One of the main aspects of being an employer is, shockingly, employing people! And as everyone knows, the first step of that process is sifting through an endless pile of resumes in order to determine who is best suited for the job. Though different industries have varying degrees of competitiveness, most managers are familiar with the type of resume that immediately goes in the ‘hard no’ pile.
Recently on the popular sub of AskReddit, hiring managers weighed in on some of the craziest resumes they’ve seen. Here are some of the most ridiculous, hysterical things that candidates have decided, for one reason or another, to include in their resumes.
One person had a very creative way for describing a dull and tedious job:
“Underwater ceramics and glass cleaner for a multi-million dollar company meant dishwasher at Chili’s.”
This applicant asked a particularly unexpected question:
“It was a college driving job where you technically report to the campus police. There’s a section in the application that says you can write down any questions you have so we can make sure to address them in the interview. One applicant’s question: ‘Does Officer [name] still work there? She arrested me for pot last semester but she fine.’ If you can believe it, we didn’t bother with the interview.”
He decided to mention a special ability of his, and it was very bizarre:
“One applicant included, ‘Ability to summon and command several kinds of mystical creatures.'”
He replaced the traditional headshot with something a bit more unconventional:
“Someone brought in a template where it had a place for a headshot, and he put a picture of Superman in that area.”
One person’s reference ended up causing them some pretty bad embarrassment:
“Someone listed their mother as a reference, and she never picked up or returned our calls…”
His resume made it obvious that he spent a lot of time dwelling in the past:
“I had a guy apply for a clerkship at our law firm and his resume spent an inordinate amount of space focusing on his accomplishments with his high school marching band… which wouldn’t be bad if he had just graduated, but he was at least ten years out of high school.”
She had clearly never been any advice on formatting or readability:
“There was once a woman whose entire CV was in bright yellow. I could not read a word against the white paper, and it made me wonder how many jobs she missed out on by doing that.”
One applicant had no choice but to be very minimalist in their approach:
“I got a resume the other day that had a name, phone number, and ‘I have not worked’ written on it. At least they were honest…”
His obsession was apparent, and seemed like it might impact his ability to be a good employee:
“I once received a resume where the person’s objective was to save enough money to publish their own manga. All of his experience was centered around manga and watching anime and no actual work experience. He also attached a photo of himself cosplaying as some anime character…the position was for a truck dispatcher.”

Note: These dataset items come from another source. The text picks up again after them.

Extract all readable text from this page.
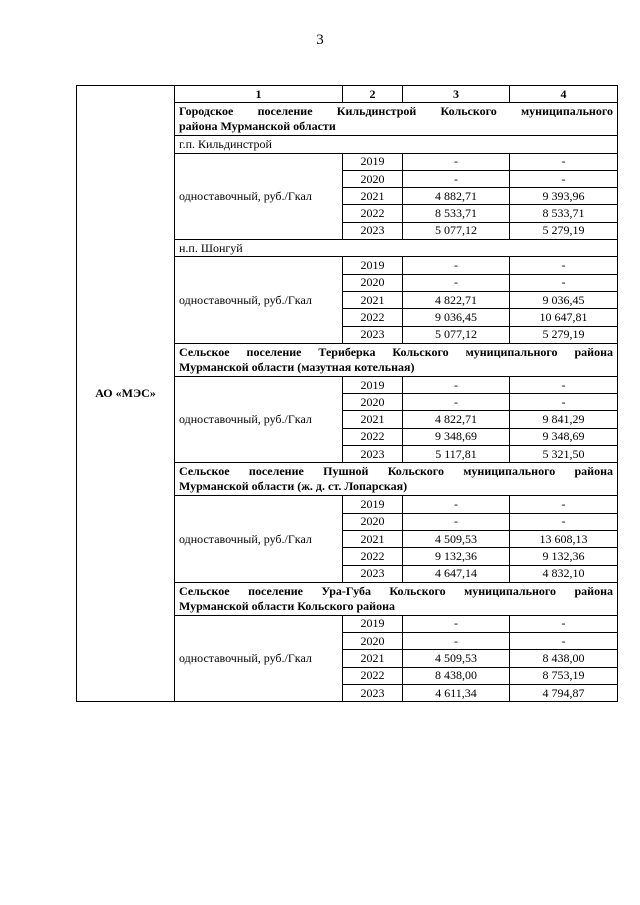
3
АО «МЭС»	1	2	3	4

	Городское поселение Кильдинстрой Кольского муниципального
района Мурманской области			

	г.п. Кильдинстрой			
	одноставочный, руб./Гкал	2019	-	-
		2020	-	-
		2021	4 882,71	9 393,96
		2022	8 533,71	8 533,71
		2023	5 077,12	5 279,19
	н.п. Шонгуй			
	одноставочный, руб./Гкал	2019	-	-
		2020	-	-
		2021	4 822,71	9 036,45
		2022	9 036,45	10 647,81
		2023	5 077,12	5 279,19

	Сельское поселение Териберка Кольского муниципального района
Мурманской области (мазутная котельная)			

	одноставочный, руб./Гкал	2019	-	-
		2020	-	-
		2021	4 822,71	9 841,29
		2022	9 348,69	9 348,69
		2023	5 117,81	5 321,50

	Сельское поселение Пушной Кольского муниципального района
Мурманской области (ж. д. ст. Лопарская)			

	одноставочный, руб./Гкал	2019	-	-
		2020	-	-
		2021	4 509,53	13 608,13
		2022	9 132,36	9 132,36
		2023	4 647,14	4 832,10

	Сельское поселение Ура-Губа Кольского муниципального района
Мурманской области Кольского района			

	одноставочный, руб./Гкал	2019	-	-
		2020	-	-
		2021	4 509,53	8 438,00
		2022	8 438,00	8 753,19
		2023	4 611,34	4 794,87
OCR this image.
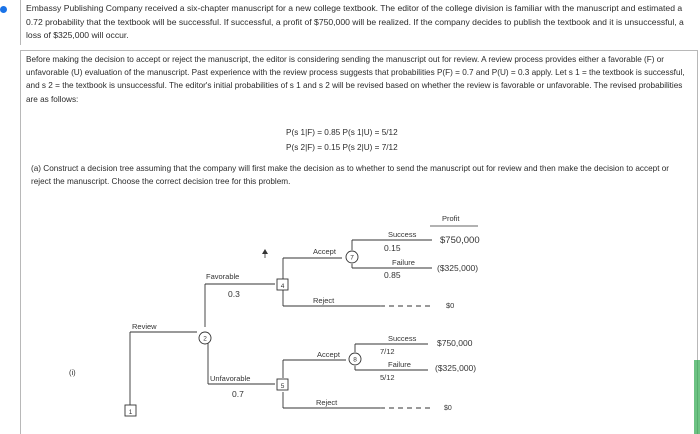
Embassy Publishing Company received a six-chapter manuscript for a new college textbook. The editor of the college division is familiar with the manuscript and estimated a 0.72 probability that the textbook will be successful. If successful, a profit of $750,000 will be realized. If the company decides to publish the textbook and it is unsuccessful, a loss of $325,000 will occur.
Before making the decision to accept or reject the manuscript, the editor is considering sending the manuscript out for review. A review process provides either a favorable (F) or unfavorable (U) evaluation of the manuscript. Past experience with the review process suggests that probabilities P(F) = 0.7 and P(U) = 0.3 apply. Let s 1 = the textbook is successful, and s 2 = the textbook is unsuccessful. The editor's initial probabilities of s 1 and s 2 will be revised based on whether the review is favorable or unfavorable. The revised probabilities are as follows:
P(s 1|F) = 0.85 P(s 1|U) = 5/12
P(s 2|F) = 0.15 P(s 2|U) = 7/12
(a) Construct a decision tree assuming that the company will first make the decision as to whether to send the manuscript out for review and then make the decision to accept or reject the manuscript. Choose the correct decision tree for this problem.
(i)
1
2
4
5
7
8
Profit
Review
Favorable
0.3
Unfavorable
0.7
Accept
Reject
Accept
Reject
Success
0.15
Failure
0.85
Success
7/12
Failure
5/12
$750,000
($325,000)
$0
$750,000
($325,000)
$0
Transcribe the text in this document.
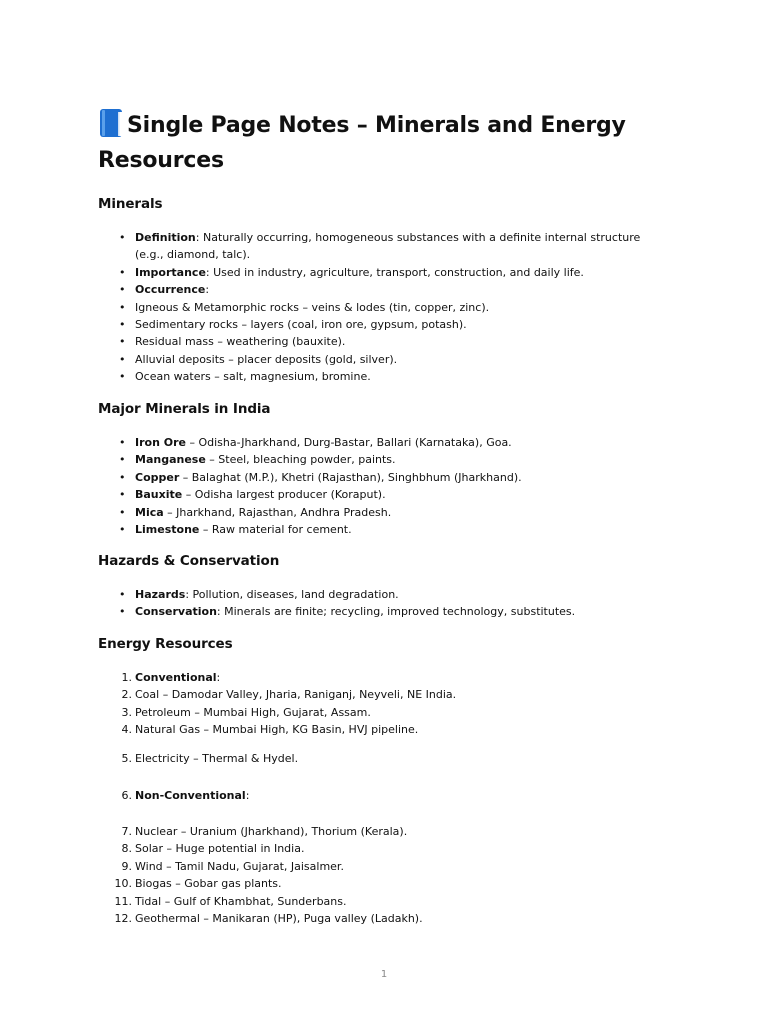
Single Page Notes – Minerals and Energy Resources
Minerals
• Definition: Naturally occurring, homogeneous substances with a definite internal structure (e.g., diamond, talc).
• Importance: Used in industry, agriculture, transport, construction, and daily life.
• Occurrence:
• Igneous & Metamorphic rocks – veins & lodes (tin, copper, zinc).
• Sedimentary rocks – layers (coal, iron ore, gypsum, potash).
• Residual mass – weathering (bauxite).
• Alluvial deposits – placer deposits (gold, silver).
• Ocean waters – salt, magnesium, bromine.
Major Minerals in India
• Iron Ore – Odisha-Jharkhand, Durg-Bastar, Ballari (Karnataka), Goa.
• Manganese – Steel, bleaching powder, paints.
• Copper – Balaghat (M.P.), Khetri (Rajasthan), Singhbhum (Jharkhand).
• Bauxite – Odisha largest producer (Koraput).
• Mica – Jharkhand, Rajasthan, Andhra Pradesh.
• Limestone – Raw material for cement.
Hazards & Conservation
• Hazards: Pollution, diseases, land degradation.
• Conservation: Minerals are finite; recycling, improved technology, substitutes.
Energy Resources
1. Conventional:
2. Coal – Damodar Valley, Jharia, Raniganj, Neyveli, NE India.
3. Petroleum – Mumbai High, Gujarat, Assam.
4. Natural Gas – Mumbai High, KG Basin, HVJ pipeline.
5. Electricity – Thermal & Hydel.
6. Non-Conventional:
7. Nuclear – Uranium (Jharkhand), Thorium (Kerala).
8. Solar – Huge potential in India.
9. Wind – Tamil Nadu, Gujarat, Jaisalmer.
10. Biogas – Gobar gas plants.
11. Tidal – Gulf of Khambhat, Sunderbans.
12. Geothermal – Manikaran (HP), Puga valley (Ladakh).
1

He was brutally honest…but there were too many red flags on his application:
“One guy had the opening paragraph above his employment history say, ‘Due to my divorce I am once again seeking employment. My wife has gained sole custody of our children due to my substance abuse and domestic violence charges. I have turned to the Lord to seek answers but require money to regain visitation rights of my children and hire a lawyer.’ I mean…points for honesty, but maybe too honest for a resume.”